This month marks the one-year anniversary of the release of The Modern Magnificat: Women Responding to the Call of God. I’m proud to be one of the women who contributed a ministerial calling story to this collection edited by Jennifer Harris Dault. I was discussing the book, and my calling, with a friend recently, as we were both reading Sarah Bessey’s new book, Jesus Feminist: An Invitation to Revisit the Bible’s View of Women. An acquaintance walked by and overheard us. “Another book about women?” he said laughingly. “Didn’t you just go hear some other author talk about this same thing?” He was referring to a convocation with Rachel Held Evans I attended in September, at which she discussed her book, A Year of Biblical Womanhood. “That’s an important issue, I know. But there are other things the church needs to focus on,” he said. “Why do we need to keep having the same conversation?”

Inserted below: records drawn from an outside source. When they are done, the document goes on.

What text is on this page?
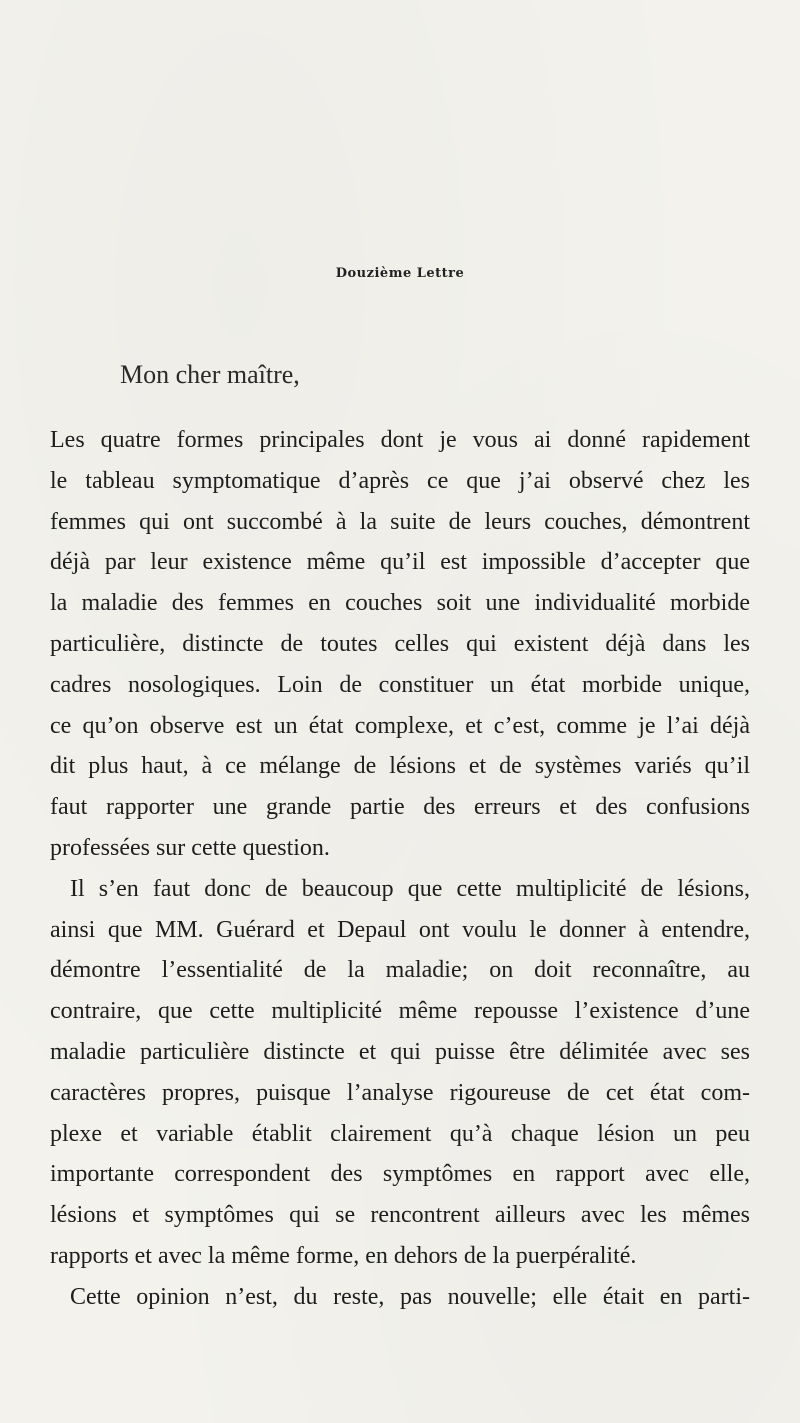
Douzième Lettre
Mon cher maître,
Les quatre formes principales dont je vous ai donné rapidement
le tableau symptomatique d’après ce que j’ai observé chez les
femmes qui ont succombé à la suite de leurs couches, démontrent
déjà par leur existence même qu’il est impossible d’accepter que
la maladie des femmes en couches soit une individualité morbide
particulière, distincte de toutes celles qui existent déjà dans les
cadres nosologiques. Loin de constituer un état morbide unique,
ce qu’on observe est un état complexe, et c’est, comme je l’ai déjà
dit plus haut, à ce mélange de lésions et de systèmes variés qu’il
faut rapporter une grande partie des erreurs et des confusions
professées sur cette question.
Il s’en faut donc de beaucoup que cette multiplicité de lésions,
ainsi que MM. Guérard et Depaul ont voulu le donner à entendre,
démontre l’essentialité de la maladie; on doit reconnaître, au
contraire, que cette multiplicité même repousse l’existence d’une
maladie particulière distincte et qui puisse être délimitée avec ses
caractères propres, puisque l’analyse rigoureuse de cet état com-
plexe et variable établit clairement qu’à chaque lésion un peu
importante correspondent des symptômes en rapport avec elle,
lésions et symptômes qui se rencontrent ailleurs avec les mêmes
rapports et avec la même forme, en dehors de la puerpéralité.
Cette opinion n’est, du reste, pas nouvelle; elle était en parti-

We need to keep having this conversation because I still get tearful phone calls from young women I have mentored over the years telling me they are “struggling with a call to ministry” and the leaders of their churches are denying the reality of their callings. We need to keep having this conversation because when recently restored ancient frescoes revealed women serving in pastoral roles in the early church, the powers-that-be in Vatican City quickly and condescendingly dismissed such notions as a fairy tale. We need to keep having this conversation because both Rachel’s book and Sarah’s, though national bestsellers, were not allowed on shelves in LifeWay, one of the biggest chains of Christian stores in the country. We need to keep having this conversation because a leader in America’s largest Protestant denomination said just last week that any of us perpetuating the idea of egalitarianism — men and women as equal partners, rather than women being submissive and secondary — are preaching “a false gospel.”
I would love to see the day when there are no religious leaders sanctifying sexism. I don’t know if I will live that long; maybe I’ll have daughters who will. But until then, we have to keep telling our stories, as well as the biblical stories, of women as active participants in the work of God in myriad ways, regardless of the authorities’ disapproval. This is the only thing that just might change the conversation.